September 07, 2025 | 16:00 |6286
Tesla’s board of directors plans to grant Elon Musk a $1 trillion fee package on the condition that he significantly increases the company’s valueTesla’s board of directors plans to grant Elon Musk a $1 trillion fee package on the condition that he significantly increases the company’s value
Source: vm.ru

Tesla’s board of directors plans to grant Elon Musk a $1 trillion fee package on the condition that he significantly increases the company’s value. The proposal, which still needs to be approved by investors, implies that Musk will not receive the payout all at once but in portions, as specific, extremely ambitious financial milestones are achieved over the next 10 years.

Key Terms and Goals

• No salary, only stock. Instead of a regular salary or bonuses, Musk will receive company shares. His stake will grow as he meets the set goals.

• Doubling the value. The initial target is to double Tesla’s market capitalization to $2 trillion. • Final goal. To receive the maximum payout, Musk must raise the company’s market value to $8.5 trillion. This would be more than double the current valuation of Nvidia, the world’s most valuable company.

• 12 stages. The fee will be paid in 12 installments. Each portion is tied to achieving a specific economic metric, including increased car and robot production, as well as a 24-fold revenue increase.

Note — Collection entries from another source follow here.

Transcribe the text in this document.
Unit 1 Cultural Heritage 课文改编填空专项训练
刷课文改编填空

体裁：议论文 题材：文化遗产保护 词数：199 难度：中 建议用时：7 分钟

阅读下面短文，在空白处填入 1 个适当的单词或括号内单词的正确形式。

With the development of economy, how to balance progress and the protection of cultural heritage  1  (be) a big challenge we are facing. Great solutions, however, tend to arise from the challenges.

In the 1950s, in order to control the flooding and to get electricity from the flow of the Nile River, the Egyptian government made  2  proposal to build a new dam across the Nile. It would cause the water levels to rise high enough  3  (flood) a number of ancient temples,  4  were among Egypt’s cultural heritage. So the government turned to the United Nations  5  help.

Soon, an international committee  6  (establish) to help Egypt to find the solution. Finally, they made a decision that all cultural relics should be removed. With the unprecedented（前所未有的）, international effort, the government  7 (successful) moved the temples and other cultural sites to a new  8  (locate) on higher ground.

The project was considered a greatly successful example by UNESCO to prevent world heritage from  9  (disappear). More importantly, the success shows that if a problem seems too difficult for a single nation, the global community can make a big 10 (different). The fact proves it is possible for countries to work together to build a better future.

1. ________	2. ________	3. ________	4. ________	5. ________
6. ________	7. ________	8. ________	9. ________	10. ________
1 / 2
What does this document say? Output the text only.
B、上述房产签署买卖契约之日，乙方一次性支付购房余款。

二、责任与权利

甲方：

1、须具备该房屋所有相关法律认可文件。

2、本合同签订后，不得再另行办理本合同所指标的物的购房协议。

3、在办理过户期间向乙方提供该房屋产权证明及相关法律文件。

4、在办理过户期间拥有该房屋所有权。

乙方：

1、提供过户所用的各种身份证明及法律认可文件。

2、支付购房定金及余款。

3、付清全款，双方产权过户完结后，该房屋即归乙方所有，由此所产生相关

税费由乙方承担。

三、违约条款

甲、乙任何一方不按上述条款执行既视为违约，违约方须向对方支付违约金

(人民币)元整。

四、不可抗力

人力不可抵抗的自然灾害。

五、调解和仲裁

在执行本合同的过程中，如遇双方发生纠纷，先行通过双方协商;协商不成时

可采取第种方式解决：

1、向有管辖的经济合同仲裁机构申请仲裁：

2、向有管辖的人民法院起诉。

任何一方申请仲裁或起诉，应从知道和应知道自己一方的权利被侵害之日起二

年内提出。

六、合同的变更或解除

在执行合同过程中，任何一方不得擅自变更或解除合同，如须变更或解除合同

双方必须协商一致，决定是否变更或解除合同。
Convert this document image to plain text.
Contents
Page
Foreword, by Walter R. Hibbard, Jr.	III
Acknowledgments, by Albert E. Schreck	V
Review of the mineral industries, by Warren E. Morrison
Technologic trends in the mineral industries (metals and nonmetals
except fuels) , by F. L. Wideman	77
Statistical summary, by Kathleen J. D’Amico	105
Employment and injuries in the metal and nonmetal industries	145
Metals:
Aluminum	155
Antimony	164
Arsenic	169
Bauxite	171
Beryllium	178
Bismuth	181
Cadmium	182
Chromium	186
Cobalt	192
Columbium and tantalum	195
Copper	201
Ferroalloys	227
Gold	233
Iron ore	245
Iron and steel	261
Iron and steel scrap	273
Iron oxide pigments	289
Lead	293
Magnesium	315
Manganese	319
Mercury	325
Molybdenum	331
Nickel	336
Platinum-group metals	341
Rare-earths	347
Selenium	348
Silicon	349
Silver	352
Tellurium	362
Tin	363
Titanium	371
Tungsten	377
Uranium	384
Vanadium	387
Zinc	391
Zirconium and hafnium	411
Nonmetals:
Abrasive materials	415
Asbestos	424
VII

Why Is This Proposal Controversial?

• Risky investments. Tesla’s board chair, Robyn Denholm, argues that such a plan is necessary to “retain and incentivize” Musk, helping the company reach goals that may seem “unrealistic” at first glance.

• “Unthinkable amount.” Dan Coatsworth, an investment analyst at AJ Bell, calls the amount “unthinkable.” He stresses that Musk, whose reputation has been damaged by his political activity, is leading a company that is losing ground in the market.

• Falling sales. Tesla’s latest financial report shows the sharpest sales decline in the past 10 years, making it extremely difficult to achieve the outlined goals.

• Questions for management. Coatsworth also questions why the board is fighting to keep Musk, while Musk himself should be proving his effectiveness. Previously, there were rumors that Tesla’s leadership considered removing him due to his political activity and the sharp drop in the company’s stock price.

This proposal has become part of ongoing debates about Musk’s future at Tesla and his influence on the company. In August, Musk already received Tesla shares worth $29 billion, making him the richest person in the world. However, in 2023, a U.S. court ruled that an earlier $50 billion compensation plan proposed by the board for Musk was “unfair” to investors.